Fundamental to all these examples is a rethinking about the way people access and use information. It will become possible for the receiver of a message to determine the media rather than the sender. In addition, integration with intelligent assistant-type software from various vendors will enable users to set up rules for management of all incoming calls. In the call center, complex business rules (for example, checking credit before accepting new orders) can be applied to all forms of incoming communications (voice, e-mail, and so on) uniformly. The final result will be not only cost savings, but also increased efficiency for organizations that can learn to leverage this technology.

Summary

This chapter has provided an overview of technologies and applications of integrated voice/data networking. Specific protocol and architectural definitions for voice over Frame Relay, voice over ATM, and voice over IP were provided. However, more importantly, emphasis was placed on the reasons why these technologies have become prevalent. These technologies support a range of applications with very real business benefits for users. These benefits include cost savings from applications such as toll bypass through total replacement of PBXs with VoIP technology. More importantly, new integrated applications can benefit from packet voice technologies.

Along with these technologies comes the pressure of deciding which one is appropriate for specific situations. The value of various solutions was reviewed, with Voice over ATM and Voice over Frame Relay shown as most appropriate for simple toll bypass and tandem switching; Voice over IP provides support for end-to-end voice applications to the desktop at the expense of greater complexity.

Review Questions

Q—What are the three main packet voice technologies?

A—Voice over Frame Relay, Voice over ATM, and Voice over IP are the three main packet voice technologies.

Q—How are packet voice technologies used to provide toll bypass cost savings?
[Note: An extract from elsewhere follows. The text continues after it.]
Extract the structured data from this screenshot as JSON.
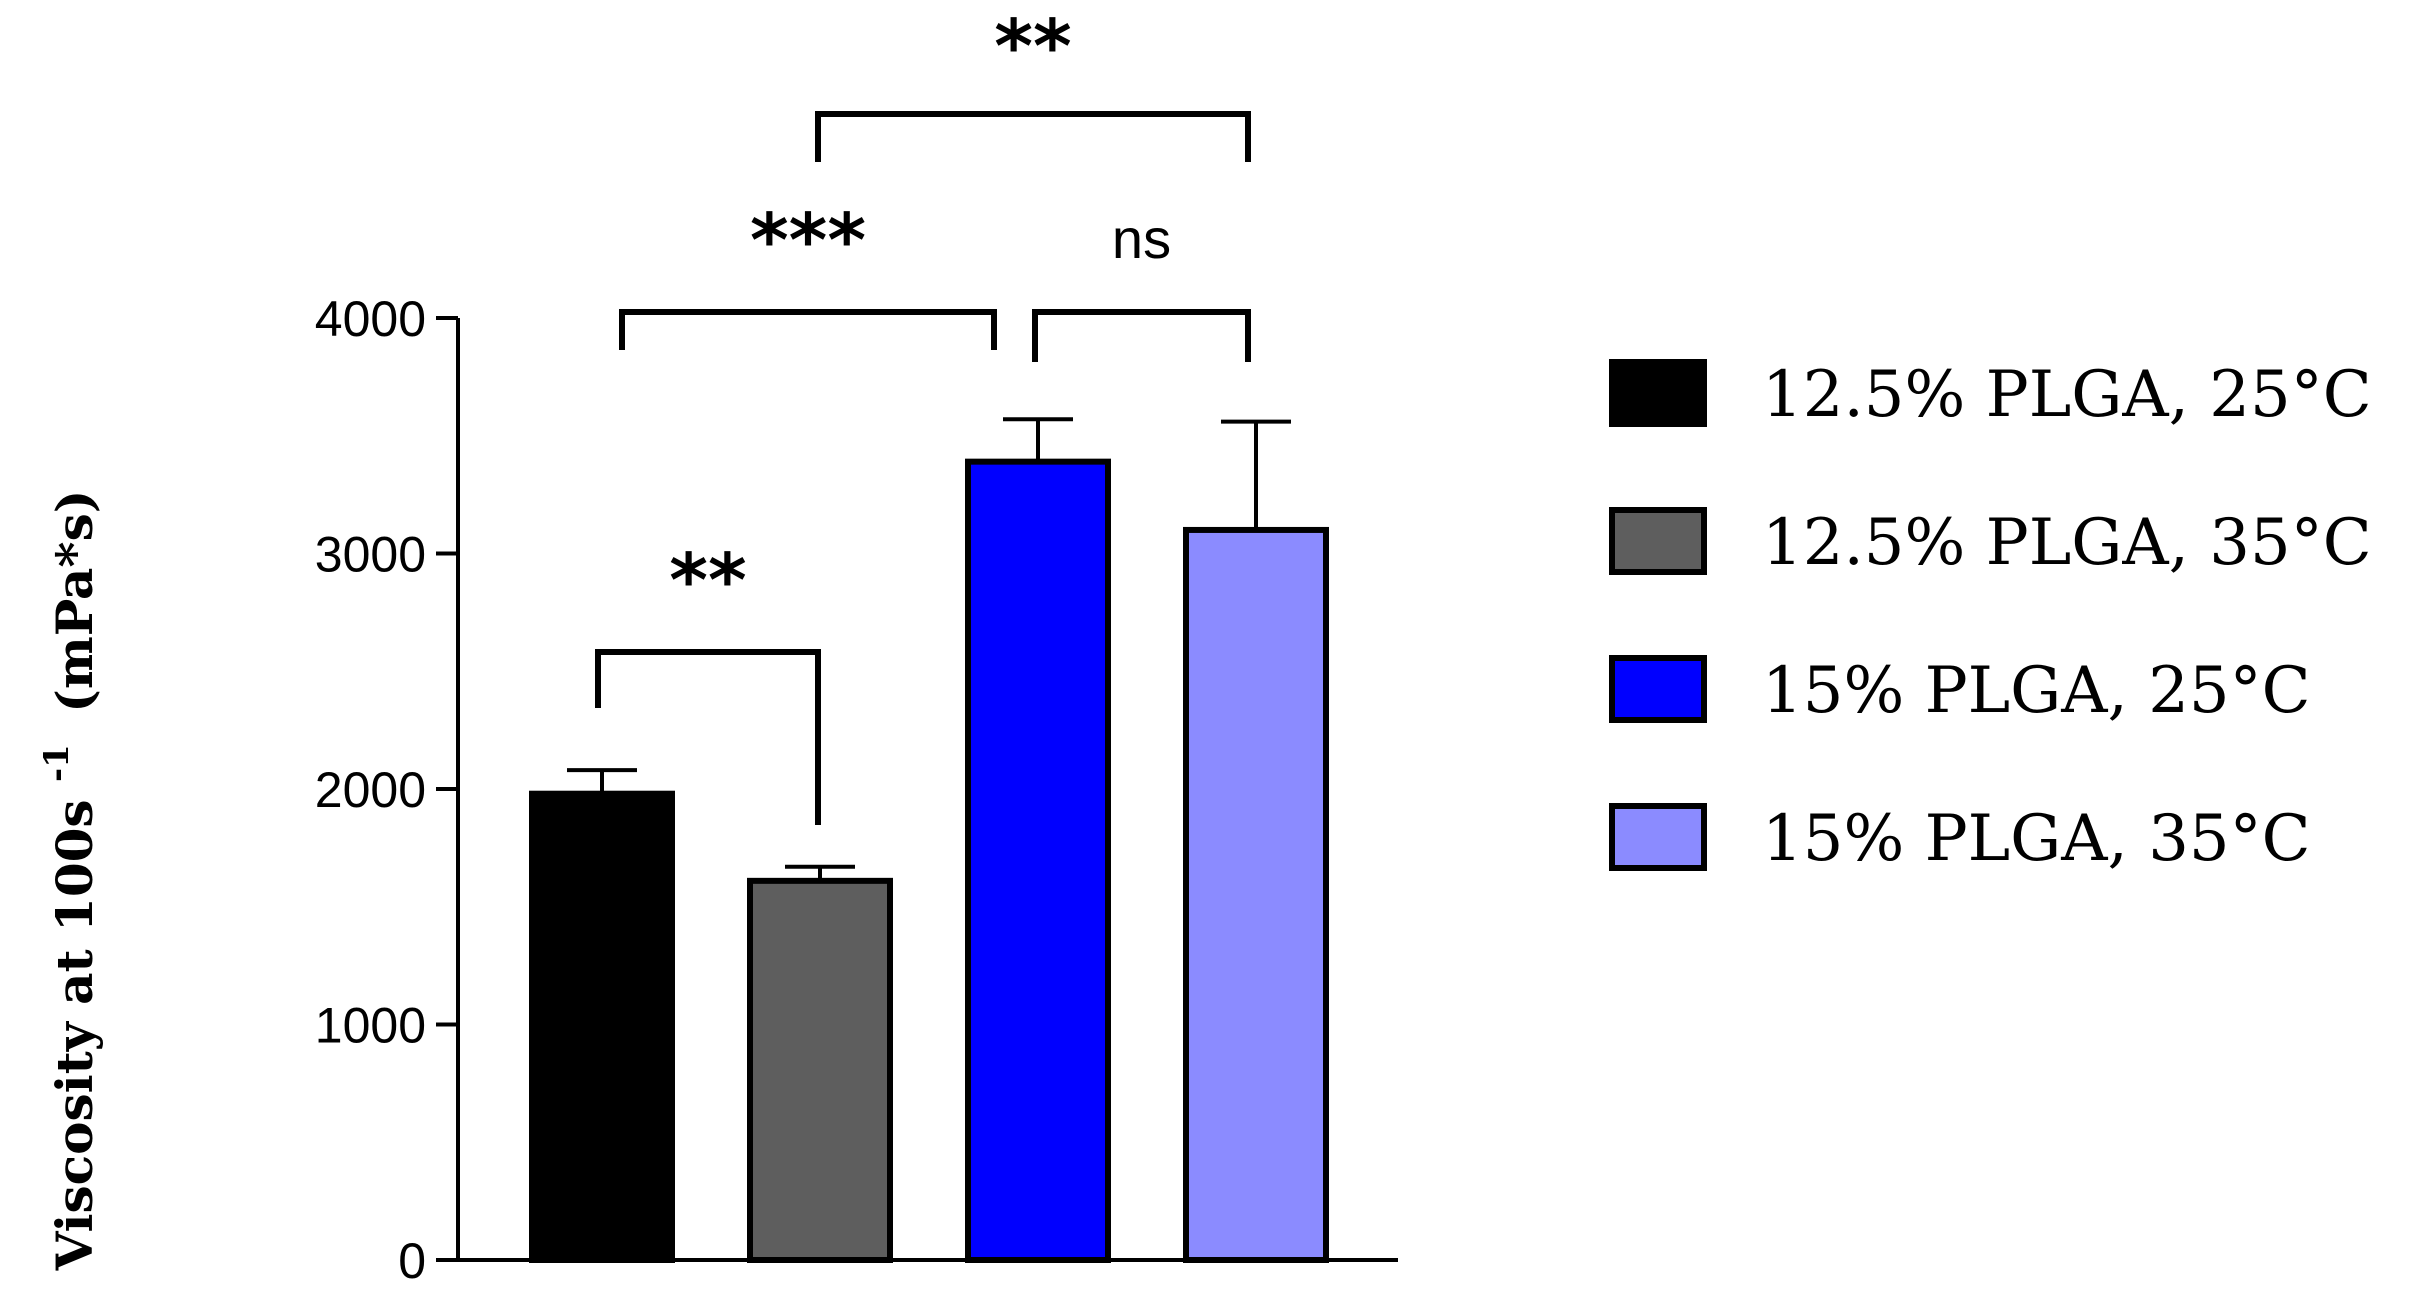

A—Voice traffic between locations can be routed over a wide-area network with data instead of using long-distance carriers. Depending on distance and toll charges, cost savings can be substantial.

Q—What are the primary voice-signaling protocols?

A—These are H.323, Session Initiation Protocol (SIP), and Media Gateway Control Protocol (MGCP).

Q—Describe how peer-to-peer voice signaling protocols are different from client/server protocols.

A—Client/server signaling protocols depend upon a central call control entity to maintain the state of the endpoints. This model makes it easier to support advanced call features. Peer-to-peer protocols utilize smarter endpoints and do not require a central call control entity, so they scale better.